What are the symptoms of depression?
Whilst it is a normal physiological response to feel sad from time to time, the experience of depression is something entirely different. It is contended that the symptoms of depression can vary depending on whether you are a man, woman or child. Generally speaking, however, there are common indicators to watch out for: –
Impact upon your mood: Do you feel angry? Irritable? Anxious? Hopeless? Restless? Are you finding it difficult to control your emotions? Are you feeling a sense of emptiness or overwhelming sadness?
Impact upon your behaviour: Do you feel fatigued? Are you experiencing a loss of interest in your day to day routines? Do you crave isolation? Are your relationships suffering? Are you experiencing negative thoughts such as harming yourself? Are you drinking more excessively or engaging in high-risk activities? Are you finding it difficult to concentrate?
Impact upon your sleeping patterns: Are you sleeping too little or too much?
Impact upon your appetite: Are you eating more than usual or less than usual? Has your weight changed considerably in recent months?
Impact upon your physical health: Are you experiencing fatigue or a distinct lack of energy? Are you experiencing inexplicable aches and or pains? Are you experiencing digestive problems? Additional symptoms of depression that tend to arise if you have been experiencing the condition over a long period of time are drastic and unintended changes in weight, panic attacks, heightened physical pain, suicidal thoughts or acts of self-harm.
What are the causes?
There are numerous factors that can cause depression, be they genetic in origin or of course resulting from an unexpected turn of events or life crisis.

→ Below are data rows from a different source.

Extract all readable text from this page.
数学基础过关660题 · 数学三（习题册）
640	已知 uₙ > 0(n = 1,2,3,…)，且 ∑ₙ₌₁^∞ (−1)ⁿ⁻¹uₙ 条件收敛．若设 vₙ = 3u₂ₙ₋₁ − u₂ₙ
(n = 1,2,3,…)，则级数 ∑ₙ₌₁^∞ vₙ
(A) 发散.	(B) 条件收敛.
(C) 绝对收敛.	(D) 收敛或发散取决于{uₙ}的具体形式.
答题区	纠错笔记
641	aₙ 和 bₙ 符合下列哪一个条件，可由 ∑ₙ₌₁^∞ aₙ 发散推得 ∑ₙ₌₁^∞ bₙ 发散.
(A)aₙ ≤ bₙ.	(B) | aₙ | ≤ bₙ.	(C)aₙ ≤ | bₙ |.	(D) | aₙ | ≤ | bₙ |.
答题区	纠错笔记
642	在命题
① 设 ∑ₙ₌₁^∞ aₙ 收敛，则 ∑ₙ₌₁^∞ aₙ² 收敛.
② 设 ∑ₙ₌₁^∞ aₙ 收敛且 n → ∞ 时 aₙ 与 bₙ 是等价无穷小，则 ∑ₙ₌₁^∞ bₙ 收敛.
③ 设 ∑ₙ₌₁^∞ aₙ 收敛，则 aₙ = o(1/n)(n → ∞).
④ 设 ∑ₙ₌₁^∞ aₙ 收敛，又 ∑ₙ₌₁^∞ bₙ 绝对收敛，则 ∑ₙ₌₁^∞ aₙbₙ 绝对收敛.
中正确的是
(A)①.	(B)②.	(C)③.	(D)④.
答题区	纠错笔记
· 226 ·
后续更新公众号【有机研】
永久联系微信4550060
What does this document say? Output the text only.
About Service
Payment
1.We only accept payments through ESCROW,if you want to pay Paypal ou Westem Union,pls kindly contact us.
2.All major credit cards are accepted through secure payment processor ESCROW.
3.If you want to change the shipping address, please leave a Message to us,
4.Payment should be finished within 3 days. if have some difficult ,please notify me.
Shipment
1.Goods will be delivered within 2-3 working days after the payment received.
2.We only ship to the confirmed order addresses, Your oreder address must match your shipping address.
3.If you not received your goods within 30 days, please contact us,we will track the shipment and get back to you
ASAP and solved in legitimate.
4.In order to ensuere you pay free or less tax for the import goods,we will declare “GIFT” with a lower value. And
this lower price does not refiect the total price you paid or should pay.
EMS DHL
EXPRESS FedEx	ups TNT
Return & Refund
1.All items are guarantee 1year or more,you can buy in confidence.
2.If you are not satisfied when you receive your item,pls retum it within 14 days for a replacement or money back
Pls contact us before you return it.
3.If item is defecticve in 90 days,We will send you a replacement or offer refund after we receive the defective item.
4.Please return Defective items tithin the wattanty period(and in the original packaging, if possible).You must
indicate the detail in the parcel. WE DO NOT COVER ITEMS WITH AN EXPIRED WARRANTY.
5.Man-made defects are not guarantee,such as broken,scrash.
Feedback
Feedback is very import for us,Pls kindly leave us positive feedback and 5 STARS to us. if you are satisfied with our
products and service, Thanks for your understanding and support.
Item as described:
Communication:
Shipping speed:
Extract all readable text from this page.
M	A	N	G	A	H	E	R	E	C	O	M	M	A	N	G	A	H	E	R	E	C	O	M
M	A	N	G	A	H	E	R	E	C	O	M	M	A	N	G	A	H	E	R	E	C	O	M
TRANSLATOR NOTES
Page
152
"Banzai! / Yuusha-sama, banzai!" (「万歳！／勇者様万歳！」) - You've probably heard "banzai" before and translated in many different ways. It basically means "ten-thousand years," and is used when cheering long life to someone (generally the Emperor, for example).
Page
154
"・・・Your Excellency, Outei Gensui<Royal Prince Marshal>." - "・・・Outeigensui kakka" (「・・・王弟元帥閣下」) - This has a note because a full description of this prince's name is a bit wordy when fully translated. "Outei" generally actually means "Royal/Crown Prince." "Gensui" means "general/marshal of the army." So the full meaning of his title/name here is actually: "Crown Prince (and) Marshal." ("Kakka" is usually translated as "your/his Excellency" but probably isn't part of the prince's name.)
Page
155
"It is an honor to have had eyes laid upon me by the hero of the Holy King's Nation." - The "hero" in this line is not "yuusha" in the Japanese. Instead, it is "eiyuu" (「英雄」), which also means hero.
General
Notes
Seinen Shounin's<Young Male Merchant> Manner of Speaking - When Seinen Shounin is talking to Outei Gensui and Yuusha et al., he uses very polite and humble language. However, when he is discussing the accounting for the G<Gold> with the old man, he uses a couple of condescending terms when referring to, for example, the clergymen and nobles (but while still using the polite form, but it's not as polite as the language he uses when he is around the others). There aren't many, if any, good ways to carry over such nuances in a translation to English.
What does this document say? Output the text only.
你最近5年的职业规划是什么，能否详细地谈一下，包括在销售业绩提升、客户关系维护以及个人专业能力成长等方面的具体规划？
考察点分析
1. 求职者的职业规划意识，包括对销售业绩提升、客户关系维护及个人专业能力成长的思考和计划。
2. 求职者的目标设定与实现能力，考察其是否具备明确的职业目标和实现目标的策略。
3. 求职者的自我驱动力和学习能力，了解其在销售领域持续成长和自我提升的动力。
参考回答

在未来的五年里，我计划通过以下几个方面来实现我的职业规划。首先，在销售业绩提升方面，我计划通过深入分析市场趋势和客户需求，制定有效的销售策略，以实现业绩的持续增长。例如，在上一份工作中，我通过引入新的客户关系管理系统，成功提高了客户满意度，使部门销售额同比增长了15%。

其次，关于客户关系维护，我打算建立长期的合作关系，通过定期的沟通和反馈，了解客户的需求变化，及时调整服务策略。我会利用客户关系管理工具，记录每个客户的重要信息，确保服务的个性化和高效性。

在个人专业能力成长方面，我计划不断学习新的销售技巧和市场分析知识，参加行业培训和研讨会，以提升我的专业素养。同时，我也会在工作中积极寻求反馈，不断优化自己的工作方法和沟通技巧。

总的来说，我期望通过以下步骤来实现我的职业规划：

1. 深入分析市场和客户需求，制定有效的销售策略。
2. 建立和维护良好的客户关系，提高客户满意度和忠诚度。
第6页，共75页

Whilst it is certainly the case that many people do not learn the true source of their depression, there are common root causes to consider.
- Family history
- Medical conditions
- Recreational drug use or certain medications
- Low self-esteem
- Stressful or life-altering events such as death of a loved one or divorce
What can you do?
Seek medical support: You do not have to face this fight alone. Do not hesitate to seek help, for there is nothing to fear. If you glean anything from this article, it is that depression is a common condition shared by millions of people across the world and with the right support in place, you can continue to lead a full and happy life. If you are to visit a medical professional regarding depression, you will most likely be asked questions about your mood levels, your current appetite and sleeping patterns as well as any possible negative thoughts that you may be experiencing. Should you feel suicidal or fearful of any negative thoughts that you may be experiencing then it is vital that you seek help from a medical professional urgently.
Exercise: Regular exercise, even just twenty minutes of walking a day can be tremendously beneficial to your overall health and incredibly helpful for alleviating depression symptoms. Aim for a minimum of twenty minutes each day.
Avoid alcohol or recreational drugs: Drink water instead! People suffering from depression often turn to substance abuse as a method of temporary escape or mood elevation. However, this is not a viable solution as it only makes the depression worse, in many cases prompting even more severe symptoms.
Aim for a balanced diet: Try to establish a healthy eating routine that provides you with plenty of nutrients and vitamins.
Prioritise yourself: When you are battling depression, you have to put yourself first. Prioritise your self-care and try to secure yourself within positive and calming environments.
Regularise your sleep regime: Focus on your sleep routine and try to allow yourself an optimum opportunity for your sleep to be at its best. Sleep restores and rebalances your body. As such, it plays an essential role in your recovery.
Counselling & Psychotherapy: The effects of depression are complex and unique. Counselling and psychotherapy can assist you through your recovery journey and assist you in cultivating coping strategies unique to your individual experiencing.
Important to remember here, whether it is yourself or indeed a family member or a friend that is suffering from depression, is that there is always hope. Recovery is absolutely possible and there are numerous avenues of help available.